In a way it's understandable that the United States would want to prevent its enemies in times of war from using its navigation system, but as with many of these dodgy things in politics, it goes a lot further than that. As with nuclear bombs, we're all under threat.
The problem is that we can not rely on old GPS, or Improved GPS, and so... Who else would like to put up a Global Positioning System set of satellites? Ideally such a system should exist and be independent according to international treaty so that it's there for everyone. There is a treaty that the Panama Canal can be used by all nations and that it's independent of political persuasions and factions in the world.
What if no country can be trusted to put up a GPS? Then, we'll use alternatives. The first thing is to make sure that in any GPS PLUS gadget, the different components are separate, like the tools in Unix/Linux, not all bungled together like in Microsoft.

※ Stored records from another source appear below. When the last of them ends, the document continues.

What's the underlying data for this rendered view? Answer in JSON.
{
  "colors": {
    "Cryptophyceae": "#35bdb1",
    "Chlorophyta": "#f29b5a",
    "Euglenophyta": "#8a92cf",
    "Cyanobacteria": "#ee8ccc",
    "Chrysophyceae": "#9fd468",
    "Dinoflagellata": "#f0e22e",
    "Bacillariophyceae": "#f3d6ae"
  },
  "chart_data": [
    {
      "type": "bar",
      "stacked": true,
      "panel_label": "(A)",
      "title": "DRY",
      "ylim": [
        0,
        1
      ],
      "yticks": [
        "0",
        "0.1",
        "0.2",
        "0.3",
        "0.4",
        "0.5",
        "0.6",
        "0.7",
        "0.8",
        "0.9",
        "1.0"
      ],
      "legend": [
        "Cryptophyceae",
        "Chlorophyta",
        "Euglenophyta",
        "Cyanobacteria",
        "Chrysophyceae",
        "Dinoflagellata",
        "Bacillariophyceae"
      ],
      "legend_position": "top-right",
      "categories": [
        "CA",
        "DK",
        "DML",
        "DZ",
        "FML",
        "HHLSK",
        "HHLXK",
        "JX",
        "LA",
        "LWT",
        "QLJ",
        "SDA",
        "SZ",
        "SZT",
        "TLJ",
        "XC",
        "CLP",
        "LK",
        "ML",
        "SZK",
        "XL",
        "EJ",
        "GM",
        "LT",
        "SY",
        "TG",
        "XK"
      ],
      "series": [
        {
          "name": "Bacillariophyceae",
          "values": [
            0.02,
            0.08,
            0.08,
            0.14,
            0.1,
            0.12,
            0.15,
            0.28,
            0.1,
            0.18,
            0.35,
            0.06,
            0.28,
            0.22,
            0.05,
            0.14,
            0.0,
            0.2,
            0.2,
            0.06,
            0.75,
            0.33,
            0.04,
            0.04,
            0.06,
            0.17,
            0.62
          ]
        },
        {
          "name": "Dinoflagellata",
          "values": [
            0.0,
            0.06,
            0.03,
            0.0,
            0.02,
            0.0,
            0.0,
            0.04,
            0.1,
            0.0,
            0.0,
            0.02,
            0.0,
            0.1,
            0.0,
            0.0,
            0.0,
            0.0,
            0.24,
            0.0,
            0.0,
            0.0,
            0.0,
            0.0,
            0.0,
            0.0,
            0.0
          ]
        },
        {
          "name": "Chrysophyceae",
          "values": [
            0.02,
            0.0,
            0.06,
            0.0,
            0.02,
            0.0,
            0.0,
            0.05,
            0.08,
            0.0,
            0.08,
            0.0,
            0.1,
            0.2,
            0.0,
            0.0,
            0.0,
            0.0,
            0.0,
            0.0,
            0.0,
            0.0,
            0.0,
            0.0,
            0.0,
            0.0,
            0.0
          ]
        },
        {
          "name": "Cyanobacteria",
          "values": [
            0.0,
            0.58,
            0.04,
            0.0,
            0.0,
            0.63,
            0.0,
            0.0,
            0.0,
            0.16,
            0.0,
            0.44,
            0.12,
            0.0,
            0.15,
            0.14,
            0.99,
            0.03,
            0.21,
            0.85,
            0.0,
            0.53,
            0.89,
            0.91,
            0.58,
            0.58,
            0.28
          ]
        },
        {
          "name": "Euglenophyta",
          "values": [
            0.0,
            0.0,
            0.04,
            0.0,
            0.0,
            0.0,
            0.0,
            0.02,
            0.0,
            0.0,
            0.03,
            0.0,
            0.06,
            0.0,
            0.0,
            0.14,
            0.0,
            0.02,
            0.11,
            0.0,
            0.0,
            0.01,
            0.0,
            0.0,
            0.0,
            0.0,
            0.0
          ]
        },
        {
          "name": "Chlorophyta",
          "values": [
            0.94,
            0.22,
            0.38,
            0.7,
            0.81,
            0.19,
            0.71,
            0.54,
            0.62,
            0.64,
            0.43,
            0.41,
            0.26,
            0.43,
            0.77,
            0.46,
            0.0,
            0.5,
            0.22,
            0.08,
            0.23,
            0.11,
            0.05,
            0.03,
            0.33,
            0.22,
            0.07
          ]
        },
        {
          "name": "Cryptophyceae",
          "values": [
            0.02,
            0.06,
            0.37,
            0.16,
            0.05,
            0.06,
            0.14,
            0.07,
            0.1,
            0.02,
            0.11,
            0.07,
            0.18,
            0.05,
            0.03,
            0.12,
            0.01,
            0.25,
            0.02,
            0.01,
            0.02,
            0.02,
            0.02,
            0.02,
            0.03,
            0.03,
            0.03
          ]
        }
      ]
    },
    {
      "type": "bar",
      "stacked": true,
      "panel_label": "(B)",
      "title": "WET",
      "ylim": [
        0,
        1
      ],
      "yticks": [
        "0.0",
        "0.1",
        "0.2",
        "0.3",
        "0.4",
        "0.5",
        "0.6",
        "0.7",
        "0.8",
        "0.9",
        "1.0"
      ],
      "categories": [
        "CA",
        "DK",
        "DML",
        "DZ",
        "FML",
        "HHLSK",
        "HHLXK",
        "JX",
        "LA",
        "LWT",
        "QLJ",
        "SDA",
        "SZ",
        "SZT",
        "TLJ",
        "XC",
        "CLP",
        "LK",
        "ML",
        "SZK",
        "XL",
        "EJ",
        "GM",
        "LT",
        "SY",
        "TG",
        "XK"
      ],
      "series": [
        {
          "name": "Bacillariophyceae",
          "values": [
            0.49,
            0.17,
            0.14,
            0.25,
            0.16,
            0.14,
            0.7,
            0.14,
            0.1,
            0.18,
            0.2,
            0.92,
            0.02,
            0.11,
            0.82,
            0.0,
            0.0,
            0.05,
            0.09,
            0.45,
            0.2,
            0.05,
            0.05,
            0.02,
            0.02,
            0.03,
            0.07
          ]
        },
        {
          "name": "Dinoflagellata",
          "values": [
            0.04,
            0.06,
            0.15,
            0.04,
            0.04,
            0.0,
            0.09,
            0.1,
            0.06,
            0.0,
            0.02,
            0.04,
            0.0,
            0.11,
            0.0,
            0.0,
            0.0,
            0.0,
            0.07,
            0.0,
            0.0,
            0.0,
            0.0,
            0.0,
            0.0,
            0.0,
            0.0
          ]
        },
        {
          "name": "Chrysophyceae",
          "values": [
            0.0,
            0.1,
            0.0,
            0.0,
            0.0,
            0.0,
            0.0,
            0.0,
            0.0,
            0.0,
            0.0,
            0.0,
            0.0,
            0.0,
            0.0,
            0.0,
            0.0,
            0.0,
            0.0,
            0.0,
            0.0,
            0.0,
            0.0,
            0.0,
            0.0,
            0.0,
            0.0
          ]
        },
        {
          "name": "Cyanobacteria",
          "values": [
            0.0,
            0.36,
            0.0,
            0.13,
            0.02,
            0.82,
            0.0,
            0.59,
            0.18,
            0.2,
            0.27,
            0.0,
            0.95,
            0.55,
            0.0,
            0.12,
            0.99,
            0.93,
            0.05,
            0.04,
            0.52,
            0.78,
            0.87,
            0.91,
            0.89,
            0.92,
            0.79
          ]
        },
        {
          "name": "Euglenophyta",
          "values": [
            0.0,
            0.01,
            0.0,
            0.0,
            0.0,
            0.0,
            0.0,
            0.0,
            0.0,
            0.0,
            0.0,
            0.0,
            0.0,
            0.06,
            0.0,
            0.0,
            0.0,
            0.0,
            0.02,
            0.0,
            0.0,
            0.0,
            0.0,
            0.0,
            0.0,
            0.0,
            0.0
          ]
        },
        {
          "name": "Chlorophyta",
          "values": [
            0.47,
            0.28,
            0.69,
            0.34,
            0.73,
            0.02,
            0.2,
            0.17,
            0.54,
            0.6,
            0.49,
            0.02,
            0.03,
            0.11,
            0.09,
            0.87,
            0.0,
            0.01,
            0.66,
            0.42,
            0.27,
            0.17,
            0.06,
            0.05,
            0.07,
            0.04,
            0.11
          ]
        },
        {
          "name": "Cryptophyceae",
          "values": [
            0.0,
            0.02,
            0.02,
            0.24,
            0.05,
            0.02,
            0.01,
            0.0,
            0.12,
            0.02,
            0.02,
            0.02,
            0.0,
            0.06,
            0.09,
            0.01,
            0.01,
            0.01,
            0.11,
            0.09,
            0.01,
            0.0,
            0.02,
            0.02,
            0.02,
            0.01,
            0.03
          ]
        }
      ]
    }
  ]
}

The next thing is to have independent self-contained systems which provide navigation even if GPS disappears. For example, the ability to use a map and compass, knowing where places are, having independent databases of location, etc. It's possible to get an inertial navigation compass which can work out where it is by dead-reckoning, and using marker points that existed before the outage of GPS, it's then possible navigate despite the outage! Such inertial systems tend to drift and aren't very accurate, but they are at least independent of external influences, and can be synchronised to known landmarks.
Maybe open-minded public common-good places like the Open Source Geospatial Foundation would care to consider the possibilities.

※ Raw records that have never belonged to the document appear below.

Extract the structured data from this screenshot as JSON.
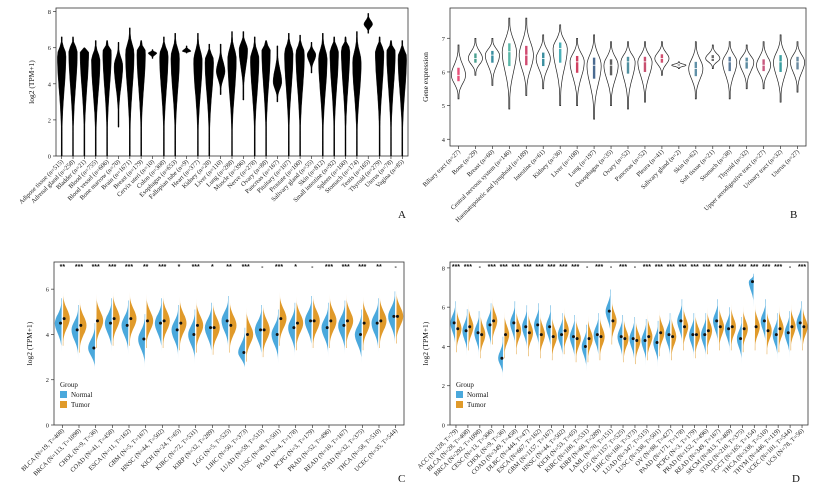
{
  "chart_data": [
    {
      "panel": "A",
      "type": "violin",
      "ylabel": "log2 (TPM+1)",
      "ylim": [
        0,
        8.2
      ],
      "yticks": [
        0,
        2,
        4,
        6,
        8
      ],
      "color": "#000000",
      "categories": [
        "Adipose tissue (n=515)",
        "Adrenal gland (n=258)",
        "Bladder (n=21)",
        "Blood (n=755)",
        "Blood vessel (n=606)",
        "Bone marrow (n=70)",
        "Brain (n=1671)",
        "Breast (n=179)",
        "Cervix uteri (n=10)",
        "Colon (n=308)",
        "Esophagus (n=653)",
        "Fallopian tube (n=9)",
        "Heart (n=377)",
        "Kidney (n=28)",
        "Liver (n=110)",
        "Lung (n=288)",
        "Muscle (n=396)",
        "Nerve (n=278)",
        "Ovary (n=88)",
        "Pancreas (n=167)",
        "Pituitary (n=107)",
        "Prostate (n=100)",
        "Salivary gland (n=55)",
        "Skin (n=812)",
        "Small intestine (n=92)",
        "Spleen (n=100)",
        "Stomach (n=174)",
        "Testis (n=165)",
        "Thyroid (n=279)",
        "Uterus (n=78)",
        "Vagina (n=85)"
      ],
      "median": [
        5.6,
        5.8,
        5.8,
        5.3,
        5.8,
        5.0,
        5.7,
        5.8,
        5.7,
        5.6,
        5.5,
        5.8,
        5.3,
        5.3,
        4.7,
        5.4,
        5.9,
        5.4,
        5.9,
        4.1,
        5.7,
        5.7,
        5.6,
        5.4,
        5.8,
        5.9,
        5.2,
        7.3,
        5.8,
        5.8,
        5.5
      ],
      "min": [
        0,
        0,
        0,
        0,
        0,
        1.6,
        0,
        0,
        5.4,
        0,
        0,
        5.7,
        0,
        0,
        3.4,
        0,
        3.1,
        0,
        0,
        3.0,
        0,
        0,
        4.6,
        0,
        0,
        0,
        0,
        6.8,
        0,
        0,
        0
      ],
      "max": [
        6.6,
        6.6,
        6.0,
        6.4,
        6.4,
        6.3,
        7.1,
        6.4,
        5.9,
        6.6,
        6.8,
        6.1,
        6.8,
        6.2,
        6.2,
        6.9,
        6.9,
        6.6,
        6.4,
        6.1,
        6.8,
        6.7,
        6.3,
        6.8,
        6.6,
        6.6,
        6.9,
        7.9,
        6.6,
        6.4,
        6.4
      ]
    },
    {
      "panel": "B",
      "type": "violin",
      "ylabel": "Gene expression",
      "ylim": [
        3.8,
        7.9
      ],
      "yticks": [
        4,
        5,
        6,
        7
      ],
      "categories": [
        "Biliary tract (n=27)",
        "Bone (n=29)",
        "Breast (n=60)",
        "Central nervous system (n=146)",
        "Haematopoietic and lymphoid (n=189)",
        "Intestine (n=61)",
        "Kidney (n=36)",
        "Liver (n=108)",
        "Lung (n=197)",
        "Oesophagus (n=35)",
        "Ovary (n=52)",
        "Pancreas (n=52)",
        "Pleura (n=41)",
        "Salivary gland (n=2)",
        "Skin (n=62)",
        "Soft tissue (n=21)",
        "Stomach (n=38)",
        "Thyroid (n=32)",
        "Upper aerodigestive tract (n=27)",
        "Urinary tract (n=32)",
        "Uterus (n=27)"
      ],
      "median": [
        5.9,
        6.4,
        6.5,
        6.6,
        6.5,
        6.4,
        6.7,
        6.3,
        6.2,
        6.2,
        6.3,
        6.3,
        6.4,
        6.2,
        6.1,
        6.4,
        6.3,
        6.3,
        6.2,
        6.3,
        6.3
      ],
      "min": [
        5.2,
        5.9,
        5.6,
        4.9,
        5.3,
        5.5,
        5.0,
        5.0,
        4.6,
        5.0,
        4.9,
        5.1,
        5.9,
        6.1,
        5.2,
        6.1,
        5.2,
        5.5,
        5.5,
        5.1,
        5.4
      ],
      "max": [
        6.8,
        7.0,
        7.0,
        7.6,
        7.6,
        7.1,
        7.4,
        7.0,
        7.1,
        6.9,
        6.9,
        6.9,
        6.9,
        6.3,
        6.9,
        6.8,
        6.9,
        6.8,
        6.9,
        7.1,
        6.9
      ],
      "colors": [
        "#e8507a",
        "#4aa090",
        "#3a8ea0",
        "#5ab8a8",
        "#d04a70",
        "#3a8e9e",
        "#4ab0b8",
        "#d04060",
        "#4a6a90",
        "#606060",
        "#5090a0",
        "#c85070",
        "#d05070",
        "#505050",
        "#6090a8",
        "#6a6a6a",
        "#5a7a9a",
        "#5a8aa0",
        "#c85a80",
        "#3a9ea0",
        "#6a8aa0"
      ]
    },
    {
      "panel": "C",
      "type": "split-violin",
      "ylabel": "log2 (TPM+1)",
      "ylim": [
        0,
        7.2
      ],
      "yticks": [
        0,
        2,
        4,
        6
      ],
      "legend": {
        "title": "Group",
        "entries": [
          "Normal",
          "Tumor"
        ]
      },
      "series_colors": {
        "Normal": "#4aa8dc",
        "Tumor": "#e09a2a"
      },
      "categories": [
        "BLCA (N=19, T=408)",
        "BRCA (N=113, T=1098)",
        "CHOL (N=9, T=36)",
        "COAD (N=41, T=458)",
        "ESCA (N=11, T=162)",
        "GBM (N=5, T=167)",
        "HNSC (N=44, T=502)",
        "KICH (N=24, T=65)",
        "KIRC (N=72, T=531)",
        "KIRP (N=32, T=289)",
        "LGG (N=5, T=525)",
        "LIHC (N=50, T=373)",
        "LUAD (N=59, T=515)",
        "LUSC (N=49, T=501)",
        "PAAD (N=4, T=178)",
        "PCPG (N=3, T=179)",
        "PRAD (N=52, T=496)",
        "READ (N=10, T=167)",
        "STAD (N=32, T=375)",
        "THCA (N=58, T=510)",
        "UCEC (N=35, T=544)"
      ],
      "significance": [
        "**",
        "***",
        "***",
        "***",
        "***",
        "**",
        "***",
        "*",
        "***",
        "*",
        "**",
        "***",
        "-",
        "***",
        "*",
        "-",
        "***",
        "***",
        "***",
        "**",
        "-"
      ],
      "normal_median": [
        4.5,
        4.2,
        3.4,
        4.5,
        4.4,
        3.8,
        4.5,
        4.2,
        4.0,
        4.3,
        4.6,
        3.2,
        4.2,
        4.0,
        4.3,
        4.6,
        4.3,
        4.4,
        4.0,
        4.5,
        4.8
      ],
      "tumor_median": [
        4.7,
        4.4,
        4.6,
        4.7,
        4.7,
        4.6,
        4.6,
        4.5,
        4.4,
        4.3,
        4.4,
        4.0,
        4.2,
        4.7,
        4.5,
        4.6,
        4.6,
        4.6,
        4.5,
        4.6,
        4.8
      ]
    },
    {
      "panel": "D",
      "type": "split-violin",
      "ylabel": "log2 (TPM+1)",
      "ylim": [
        0,
        8.3
      ],
      "yticks": [
        0,
        2,
        4,
        6,
        8
      ],
      "legend": {
        "title": "Group",
        "entries": [
          "Normal",
          "Tumor"
        ]
      },
      "series_colors": {
        "Normal": "#4aa8dc",
        "Tumor": "#e09a2a"
      },
      "categories": [
        "ACC (N=128, T=79)",
        "BLCA (N=28, T=408)",
        "BRCA (N=292, T=1098)",
        "CESC (N=13, T=306)",
        "CHOL (N=9, T=36)",
        "COAD (N=349, T=458)",
        "DLBC (N=444, T=47)",
        "ESCA (N=667, T=162)",
        "GBM (N=1157, T=167)",
        "HNSC (N=44, T=502)",
        "KICH (N=53, T=65)",
        "KIRC (N=100, T=531)",
        "KIRP (N=60, T=289)",
        "LAML (N=70, T=151)",
        "LGG (N=1157, T=525)",
        "LIHC (N=160, T=373)",
        "LUAD (N=347, T=515)",
        "LUSC (N=338, T=501)",
        "OV (N=88, T=427)",
        "PAAD (N=171, T=178)",
        "PCPG (N=3, T=179)",
        "PRAD (N=152, T=496)",
        "READ (N=349, T=167)",
        "SKCM (N=813, T=469)",
        "STAD (N=210, T=375)",
        "TGCT (N=165, T=154)",
        "THCA (N=338, T=510)",
        "THYM (N=446, T=119)",
        "UCEC (N=101, T=544)",
        "UCS (N=78, T=56)"
      ],
      "significance": [
        "***",
        "***",
        "-",
        "***",
        "***",
        "***",
        "***",
        "***",
        "***",
        "***",
        "***",
        "-",
        "***",
        "-",
        "***",
        "-",
        "***",
        "***",
        "***",
        "***",
        "***",
        "***",
        "***",
        "***",
        "***",
        "***",
        "***",
        "***",
        "-",
        "***"
      ],
      "normal_median": [
        5.2,
        4.8,
        4.7,
        5.1,
        3.4,
        5.2,
        5.0,
        5.1,
        5.0,
        4.6,
        4.5,
        4.0,
        4.6,
        5.8,
        4.5,
        4.4,
        4.3,
        4.2,
        4.6,
        5.3,
        4.6,
        4.6,
        5.3,
        4.9,
        4.4,
        7.3,
        5.3,
        4.6,
        4.7,
        5.2
      ],
      "tumor_median": [
        4.9,
        5.0,
        4.6,
        5.3,
        4.6,
        4.8,
        4.7,
        4.6,
        4.5,
        4.8,
        4.4,
        4.4,
        4.5,
        5.3,
        4.4,
        4.3,
        4.5,
        4.7,
        4.5,
        5.0,
        4.6,
        4.8,
        5.0,
        5.0,
        4.9,
        5.0,
        4.8,
        4.9,
        5.0,
        5.0
      ]
    }
  ],
  "panel_labels": {
    "A": "A",
    "B": "B",
    "C": "C",
    "D": "D"
  }
}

I was first alerted to the inherent problems in Global Positioning Systems when I heard that the USA threatened to shoot down Galileo unless they were allowed to jam it. Europe has caved in on this and allowed the USA to jam Galileo, which means that it would only take there to be a trumped-up war on somewhere for some stupid reason, and then places are selectively blanked-out. To sum it up, no-one can truly rely on the GPS/Galileo system long-term. A free, good-for-all solution has to be found. Don't be lulled into a false sense of security just because your Sat-Nav in your car still works even if you're in a country that's an "enemy of the USA" at some arbitrary future time. THEY can cut your geographical region off any time!
It has to be admitted that launching loads of stuff into orbit is expensive, even if strategically advantageous, but there are cheaper alternatives. I think that caching of data on the ground will get a long way to creating an open-commons database of the world's landmarks, and if that's kept in many places as a chaotic backup, it will be free of the threat. This could also be very handy in a post-apocalyptic world where the powers-that-be have fallen.
Meanwhile, during the time available, while GPS is still working, you can get a GPS and start recording positions of landmarks!